Ornis Hungarica. vol.26(2). (2018) p.69-90.
The Peregrine population study in the French Jura mountains 1964–2016: use of occupancy modeling to estimate population size and analyze site persistence and colonization rates
We summarize key results of the first 53 years of one of the longest-running avian population studies in the world, on the Peregrine Falcon (Falco peregrinus), in the French Jura mountains (12,714 km2), launched in 1964. A total of 449 cliff sites in 338 potential Peregrine territories were surveyed: 287 (85%) of these territories were occupied by an adult pair at least once, while in 51 (15%) we never detected an adult pair. Most sites were visited several times during a breeding season to survey occupancy and later fecundity, but the proportion of sites visited was highly variable over the years. We highlight the power of the Bayesian implementation of site-occupancy models (MacKenzie et al. 2002, 2003) to analyze data from raptor population studies: to correct population size estimates for sites not visited in a given year and for the biasing effects of preferential sampling (when better sites are more likely to be checked). In addition, these models allow estimation and modeling of the site-level persistence and colonization rates, which can provide important clues about drivers of population dynamics, even without individually marking any birds. Changes in the dynamics rates may serve as early-warning signals for subsequent population declines.
Since 1964, the observed number of adult pairs varied between 17 in 1972 and 196 in 2008, but the proportion of sites visited increased from 43% in 1964 to 80–90% after 2002. Hence, this raw population total must be an underestimate. We found strong evidence for preferential sampling in our study. Correcting for this, we estimated 56 pairs in 1964, after which the population dropped to a minimum of 18 in 1972, but then recovered rapidly, leveling off somewhat around 1995 and reaching a maximum of 200–210 adult pairs during 2000–2012. This was then followed by a decline to 170–190 pairs. In any one year, the raw counts underestimated the true population size by 5–39% (mean 11%), due to sites not being visited (this correction ignores imperfect detection though). Site persistence rates declined from 78% to less than 60% during 1967–1972, and then increased rapidly to over 90% during 1980–1990, suggesting that once pesticide effects vanished, individual survival probability increased rapidly and as a consequence also site persistence. Since the 1990s, persistence has declined slowly, which may indicate decreasing adult survival. In contrast, colonization rates increased steadily from about 3% in the early years to maxima of 46–49% during 1994–2001, but declined thereafter and currently reach about 33%. Taller cliffs had greater persistence and colonization rates than medium or small cliffs.

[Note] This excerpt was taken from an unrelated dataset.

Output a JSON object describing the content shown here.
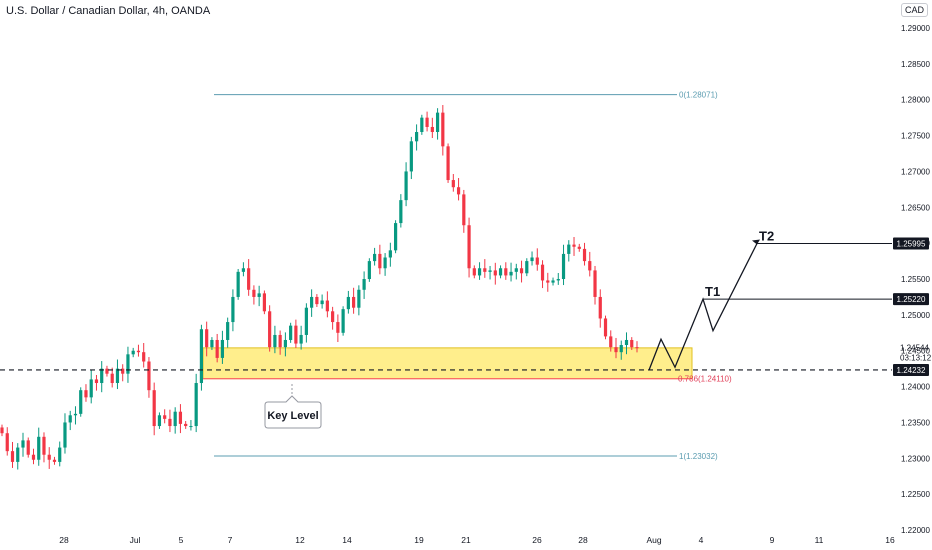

Both the decline in colonization and in persistence rates during the last 15 years may reflect density-dependence, predation by the expanding European Eagle Owl (Bubo bubo) population, human persecution or any as yet unknown factors. Importantly, we note that both persistence and colonization rates began to decline many years before the recent population decline became apparent. Thus, analysis of population studies using dynamic occupancy models can provide early-warning signals for future population declines. Our study demonstrates the benefits of modern analytical methods that can correct for several key deficiencies in probably all raptor population studies: incomplete coverage of sites and imperfect detection (though we only dealt with the former here). Occupancy models, possibly accounting for preferential sampling, appear to represent the logical analytical framework for abundance in raptor population studies.